2.1.1 Résumé avec summary()
(suite)
Reprenons la sortie renvoyée par summary()
appliqué à un objet lm
.
trees <- read("trees", package = "datasets", lang = "fr")
lm. <- lm(data = trees, volume ~ diameter)
summary(lm.)
#
# Call:
# lm(formula = volume ~ diameter, data = trees)
#
# Residuals:
# Min 1Q Median 3Q Max
# -0.231211 -0.087021 0.003533 0.100594 0.271725
#
# Coefficients:
# Estimate Std. Error t value Pr(>|t|)
# (Intercept) -1.04748 0.09553 -10.96 7.85e-12 ***
# diameter 5.65154 0.27649 20.44 < 2e-16 ***
# ---
# Signif. codes: 0 '***' 0.001 '**' 0.01 '*' 0.05 '.' 0.1 ' ' 1
#
# Residual standard error: 0.1206 on 29 degrees of freedom
# Multiple R-squared: 0.9351, Adjusted R-squared: 0.9329
# F-statistic: 417.8 on 1 and 29 DF, p-value: < 2.2e-16
Nous n’avons pas encore étudié la signification des trois dernières lignes de ce résumé. Voici de quoi il s’agit.

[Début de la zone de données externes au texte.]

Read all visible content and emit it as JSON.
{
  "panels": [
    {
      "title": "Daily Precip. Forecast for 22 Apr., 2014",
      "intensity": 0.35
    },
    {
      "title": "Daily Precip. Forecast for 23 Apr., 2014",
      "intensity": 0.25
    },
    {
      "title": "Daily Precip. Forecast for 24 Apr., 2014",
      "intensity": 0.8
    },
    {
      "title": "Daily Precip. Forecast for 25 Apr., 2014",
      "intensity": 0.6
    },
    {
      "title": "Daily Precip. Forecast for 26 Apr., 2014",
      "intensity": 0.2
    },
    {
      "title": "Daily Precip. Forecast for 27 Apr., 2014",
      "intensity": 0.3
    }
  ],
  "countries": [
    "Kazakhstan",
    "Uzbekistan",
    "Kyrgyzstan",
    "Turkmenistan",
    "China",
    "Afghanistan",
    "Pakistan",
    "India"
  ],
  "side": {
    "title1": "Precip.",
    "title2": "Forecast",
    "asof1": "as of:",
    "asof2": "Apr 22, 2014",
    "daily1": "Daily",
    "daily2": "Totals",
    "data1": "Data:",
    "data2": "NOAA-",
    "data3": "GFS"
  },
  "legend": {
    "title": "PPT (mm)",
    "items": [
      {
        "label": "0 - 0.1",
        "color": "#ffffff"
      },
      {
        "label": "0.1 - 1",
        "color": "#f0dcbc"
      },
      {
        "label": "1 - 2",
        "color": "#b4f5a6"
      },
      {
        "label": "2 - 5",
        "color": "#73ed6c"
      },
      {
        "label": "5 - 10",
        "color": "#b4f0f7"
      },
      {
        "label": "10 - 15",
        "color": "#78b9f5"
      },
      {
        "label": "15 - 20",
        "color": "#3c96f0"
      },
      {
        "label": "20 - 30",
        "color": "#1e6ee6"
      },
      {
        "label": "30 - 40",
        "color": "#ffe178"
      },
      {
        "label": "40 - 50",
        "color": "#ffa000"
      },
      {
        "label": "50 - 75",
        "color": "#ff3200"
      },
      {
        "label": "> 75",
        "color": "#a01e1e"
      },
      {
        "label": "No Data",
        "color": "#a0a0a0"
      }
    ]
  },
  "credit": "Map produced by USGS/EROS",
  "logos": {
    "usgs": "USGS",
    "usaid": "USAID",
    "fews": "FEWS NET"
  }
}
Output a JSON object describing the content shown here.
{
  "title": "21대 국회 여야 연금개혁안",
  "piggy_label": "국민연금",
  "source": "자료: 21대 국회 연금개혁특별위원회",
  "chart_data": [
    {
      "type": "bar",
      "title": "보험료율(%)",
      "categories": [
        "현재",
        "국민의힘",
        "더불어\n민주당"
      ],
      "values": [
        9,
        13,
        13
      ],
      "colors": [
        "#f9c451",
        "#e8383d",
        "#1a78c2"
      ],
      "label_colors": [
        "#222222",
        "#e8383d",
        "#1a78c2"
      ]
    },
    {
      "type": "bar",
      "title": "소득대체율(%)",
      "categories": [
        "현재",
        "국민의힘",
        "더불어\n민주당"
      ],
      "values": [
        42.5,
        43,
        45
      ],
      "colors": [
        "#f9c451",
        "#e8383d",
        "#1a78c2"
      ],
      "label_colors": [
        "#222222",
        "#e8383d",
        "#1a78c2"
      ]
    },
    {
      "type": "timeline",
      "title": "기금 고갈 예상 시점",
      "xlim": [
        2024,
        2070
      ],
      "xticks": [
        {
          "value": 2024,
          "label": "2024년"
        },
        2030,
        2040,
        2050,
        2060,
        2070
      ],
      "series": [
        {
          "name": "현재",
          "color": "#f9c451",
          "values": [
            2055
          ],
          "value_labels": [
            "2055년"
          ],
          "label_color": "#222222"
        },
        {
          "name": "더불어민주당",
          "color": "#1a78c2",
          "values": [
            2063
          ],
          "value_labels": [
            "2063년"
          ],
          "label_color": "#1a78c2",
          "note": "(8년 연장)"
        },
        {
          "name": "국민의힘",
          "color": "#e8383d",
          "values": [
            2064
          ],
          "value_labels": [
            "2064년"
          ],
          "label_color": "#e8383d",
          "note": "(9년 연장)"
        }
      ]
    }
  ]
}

- Residual standard error :
Il s’agit de l’écart-type résiduel, considérant que les degrés de liberté du modèle est le nombre d’observations \(n\) (ici 31) soustrait du nombre de paramètres à estimer (ici 2, la pente et l’ordonnée à l’origine de la droite). C’est donc une mesure globale de l’importance (c’est-à-dire de l’étendue) des résidus de manière générale.

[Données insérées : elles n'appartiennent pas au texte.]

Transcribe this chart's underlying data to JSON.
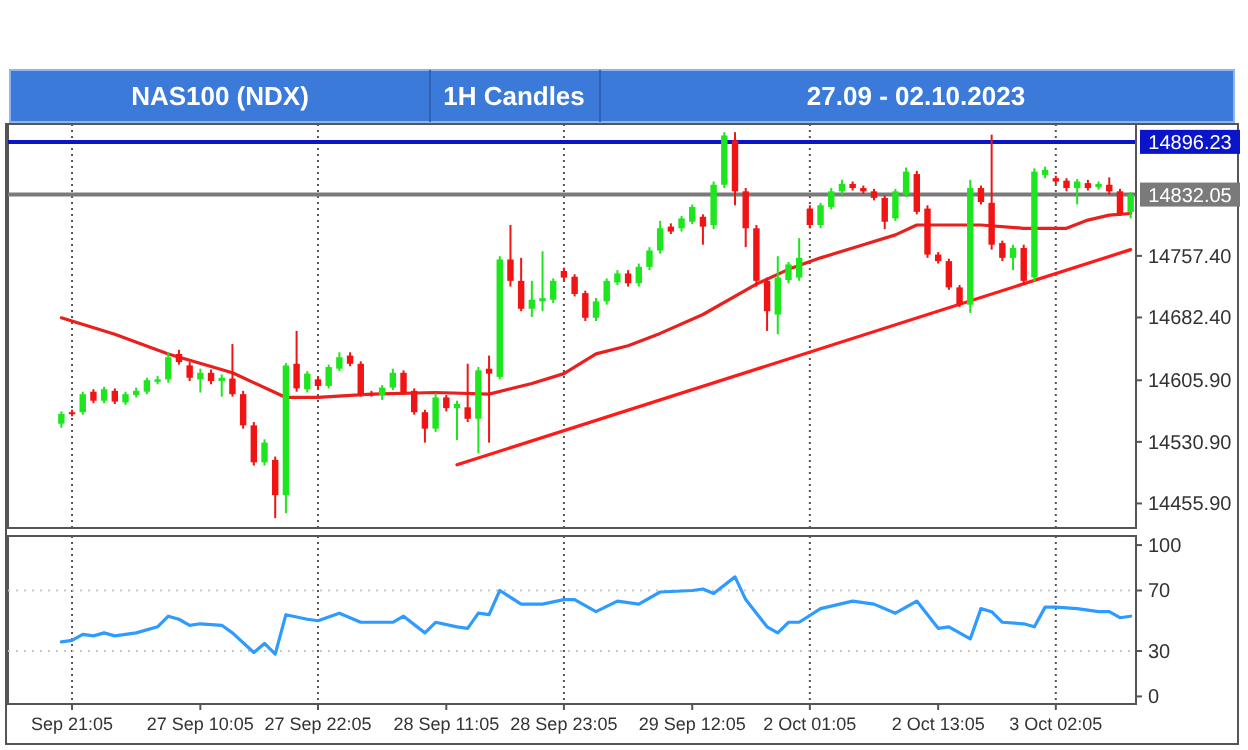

\[\sqrt{\frac{\sum(y_i - ŷ_i)^2}{n-2}}\]
- Multiple R-squared :
Il s’agit de la valeur du coefficient de détermination du modèle noté R2 de manière générale ou r2 dans le cas d’une régression linéaire simple. Il exprime la fraction de variance exprimée par le modèle. Autrement dit, le R2 quantifie la capacité du modèle à prédire la valeur de \(y\) connaissant la valeur \(x\) pour le même individu. C’est donc une indication du pouvoir prédictif de notre modèle autant que de sa qualité d’ajustement (goodness-of-fit en anglais).
Souvenons-nous que la variance totale respecte la propriété d’additivité. La variance est composée au numérateur d’une somme de carrés, et au dénominateur de degrés de liberté. La somme des carrés totaux (de la variance) peut elle-même être décomposée en une fraction expliquée par notre modèle, et la fraction qui ne l’est pas (les résidus) :
\[SC(total) = SC(rég) + SC(résidus)\]
avec :
\[SC(total) = \sum_{i=0}^n(y_i - \bar y_i)^2\]
\[SC(rég) = \sum_{i=0}^n(ŷ_i - \bar y_i)^2\]
\[SC(résidus) = \sum_{i=0}^n(y_i - ŷ_i)^2\]
A partir de la décomposition de ces sommes de carrés, le coefficient R2 (ou r2) se définit comme :
\[R^2 = \frac{SC(rég)}{SC(total)} = 1 - \frac{SC(résidus)}{SC(total)}\]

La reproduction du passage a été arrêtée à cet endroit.